Depending on the faith, the Season of Forgiveness varies between different times of year – but in the world of e-commerce, it appears that July was the month of sin and salvation. That was the month, after all, that thousands of merchants on the Etsy platform apologized to their customers, the month that Etsy itself apologized to the public, and the month that Worldpay – the group that caused the apology-fest – itself apologized for its failings.
Pity poor Etsy; the debacle wasn’t its fault at all, but still, in order to placate angry customers, the site profusely apologized for its “wrongdoing.” If you’ve done something wrong, apologies are important, of course – but shouldn’t we be striving to avoid having to have something to apologize for?
Worldpay indeed owes Etsy an apology, but not just them. It’s not Etsy and the customers it let down – it’s their shareholders, their workers, and their families, all of whom will probably suffer in the wake of the damage done to the service’s reputation. The lesson for Worldpay – and any other service provider – has to be how to avoid getting into a situation where apologies are needed at all. The question for enterprise is, is that even possible?
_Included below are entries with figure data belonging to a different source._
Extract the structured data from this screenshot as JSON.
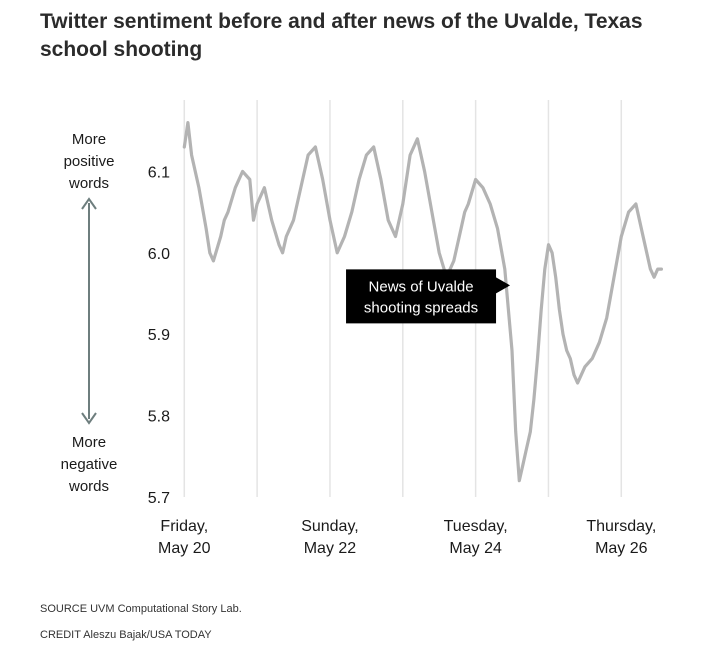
{
  "chart_data": {
    "type": "line",
    "title": "Twitter sentiment before and after news of the Uvalde, Texas school shooting",
    "xlabel": "",
    "ylabel": "",
    "xlim_days": [
      0,
      6.7
    ],
    "ylim": [
      5.7,
      6.2
    ],
    "y_ticks": [
      "6.1",
      "6.0",
      "5.9",
      "5.8",
      "5.7"
    ],
    "y_tick_values": [
      6.1,
      6.0,
      5.9,
      5.8,
      5.7
    ],
    "x_ticks": [
      {
        "line1": "Friday,",
        "line2": "May 20",
        "day": 0.1
      },
      {
        "line1": "Sunday,",
        "line2": "May 22",
        "day": 2.1
      },
      {
        "line1": "Tuesday,",
        "line2": "May 24",
        "day": 4.1
      },
      {
        "line1": "Thursday,",
        "line2": "May 26",
        "day": 6.1
      }
    ],
    "gridline_days": [
      0,
      1,
      2,
      3,
      4,
      5,
      6
    ],
    "series": [
      {
        "name": "Sentiment",
        "color": "#b3b3b3",
        "x": [
          0.1,
          0.15,
          0.2,
          0.3,
          0.4,
          0.45,
          0.5,
          0.6,
          0.65,
          0.7,
          0.8,
          0.9,
          1.0,
          1.05,
          1.1,
          1.2,
          1.3,
          1.4,
          1.45,
          1.5,
          1.6,
          1.7,
          1.8,
          1.9,
          2.0,
          2.1,
          2.2,
          2.3,
          2.4,
          2.5,
          2.6,
          2.7,
          2.8,
          2.9,
          3.0,
          3.1,
          3.2,
          3.3,
          3.4,
          3.5,
          3.6,
          3.7,
          3.8,
          3.9,
          3.95,
          4.0,
          4.1,
          4.2,
          4.3,
          4.4,
          4.5,
          4.6,
          4.65,
          4.7,
          4.75,
          4.8,
          4.85,
          4.9,
          4.95,
          5.0,
          5.05,
          5.1,
          5.15,
          5.2,
          5.25,
          5.3,
          5.35,
          5.4,
          5.45,
          5.5,
          5.6,
          5.7,
          5.8,
          5.9,
          6.0,
          6.1,
          6.2,
          6.3,
          6.4,
          6.5,
          6.55,
          6.6,
          6.65
        ],
        "values": [
          6.13,
          6.16,
          6.12,
          6.08,
          6.03,
          6.0,
          5.99,
          6.02,
          6.04,
          6.05,
          6.08,
          6.1,
          6.09,
          6.04,
          6.06,
          6.08,
          6.04,
          6.01,
          6.0,
          6.02,
          6.04,
          6.08,
          6.12,
          6.13,
          6.09,
          6.04,
          6.0,
          6.02,
          6.05,
          6.09,
          6.12,
          6.13,
          6.09,
          6.04,
          6.02,
          6.06,
          6.12,
          6.14,
          6.1,
          6.05,
          6.0,
          5.97,
          5.99,
          6.03,
          6.05,
          6.06,
          6.09,
          6.08,
          6.06,
          6.03,
          5.98,
          5.88,
          5.78,
          5.72,
          5.74,
          5.76,
          5.78,
          5.82,
          5.87,
          5.93,
          5.98,
          6.01,
          6.0,
          5.97,
          5.93,
          5.9,
          5.88,
          5.87,
          5.85,
          5.84,
          5.86,
          5.87,
          5.89,
          5.92,
          5.97,
          6.02,
          6.05,
          6.06,
          6.02,
          5.98,
          5.97,
          5.98,
          5.98
        ]
      }
    ],
    "annotation": {
      "line1": "News of Uvalde",
      "line2": "shooting spreads",
      "day": 4.6,
      "value": 5.96
    },
    "side_labels": {
      "top": [
        "More",
        "positive",
        "words"
      ],
      "bottom": [
        "More",
        "negative",
        "words"
      ]
    }
  },
  "footer": {
    "source": "SOURCE UVM Computational Story Lab.",
    "credit": "CREDIT Aleszu Bajak/USA TODAY"
  }
}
In a debacle that eventually stretched across three weeks, merchants who use UK-based Worldpay – among them that nation’s British Airways and the National Lottery – noticed that payments were not going through. Most affected by the issue were customers of Etsy, the crafts sales platform that sells more than $1.5 billion in merchandise a year; many Etsy merchants couldn’t process payments for three weeks, resulting in angry e-mails from customers, loss of reputation – and, of course, irretrievable loss of sales.
What went wrong?
The specific reason for the outages were not revealed, with Worldpay saying initially that it was a “glitch,” and later blaming it on a software update. The world may never know the nature of that glitch, of course, but it could have been one of a million things – perhaps a poorly configured file that stopped functioning when a key piece of software was updated, or perhaps a permissions problem that prevented transactions from being executed on a server. If the history of these kind of outages in enterprise is any indication, chances are the Worldpay people may not even know exactly.
It took time, but both Etsy and Worldpay apologized to each other, and to the merchants who were caught up in the situation. On July 19th, Worldpay issued a statement saying that it was “experiencing an isolated issue with one of its gateways which is affecting a very small proportion of our customers (substantially less than 1 per cent) and a small proportion of the transactions that we process daily. Efforts to resolve the issues causing settlement delays are ongoing. We sincerely apologize for the inconvenience this has caused.” In another statement the next day, Worldpay said that “We are taking steps to implement changes, with further testing already underway, with the aim of restoring normal operational service as soon as possible, and have proactively communicated with all affected customers. We sincerely apologize for the inconvenience this has caused.”
In its own statement, Etsy told merchants on July 18th that the company was “deeply sorry for the inconvenience and frustration these delays have caused. We thank you for your continued patience and for being part of our community.” The site repeated the apology on July 25th, adding that – nearly four weeks after the problems began on July 1st – it appeared that the glitch had been resolved. That, of course, was little comfort to the merchants who lost out on sales, and goodwill, of long-time customers – and who were likely to permanently lose at least some of them, despite the apologies they themselves were forced to issue.
While the Etsy debacle garnered a lot of attention because it affected so many people on a consumer-facing site, we need to realize that the same kind of thing goes on every hour of every day on enterprise, government, business, and infrastructure sites. Such outages can be caused by regular day to day IT activities – upgrades, whether of hardware, software, or even of cloud-based tools that a company uses to provide services to clients – as well as misconfiguration, bugs (often included in software upgrades), traffic issues, power outages, security issues – and of course, human error, like “fat finger” syndrome, where an IT worker simply presses the wrong button(s).
But according to a study by the University of Chicago, the biggest reason for outages is “unknown” – as in, the IT system is too damn complicated for workers to figure out what went wrong. Can anything be done to prevent an “unknown” glitch? Not by people who don’t know what to look for;
In the wake of modern IT’s evergrowing complexity – there are thousands of things that can go wrong, and in order to catch such glitches in a proactive way (as opposed to learning of their existence when all hell breaks loose) – more stringent quality controls must be put in place – preferably following each and every change. This is, obviously, not something that can be done manually! With thousands of virtual machines, millions of configurable items, rapid technology evolution and frequent, daily changes – there’s just not enough time.
The only valid approach is to harness the power of automation. Indeed, more and more enterprises in the financial, telco, utility, retail and public sector have come to rely on daily, automated configuration validation systems. The guiding principle is to deploy a risk detection engine, coupled with a dynamic knowledge base loaded with relevant risk signatures. Much like anti-virus tools in the end-point computing arena – such risk detection tools can harness the experience of multiple vendors and enterprises, to provide a community-driven knowledgebase. To date, some of the offerings in this field go as far as automating thousands of risk signature checks. With the power of automation, it is possible to proactively detect a huge portion of the issues that today remain dormant in IT – dramatically improving resilience and proactively preventing the next outage.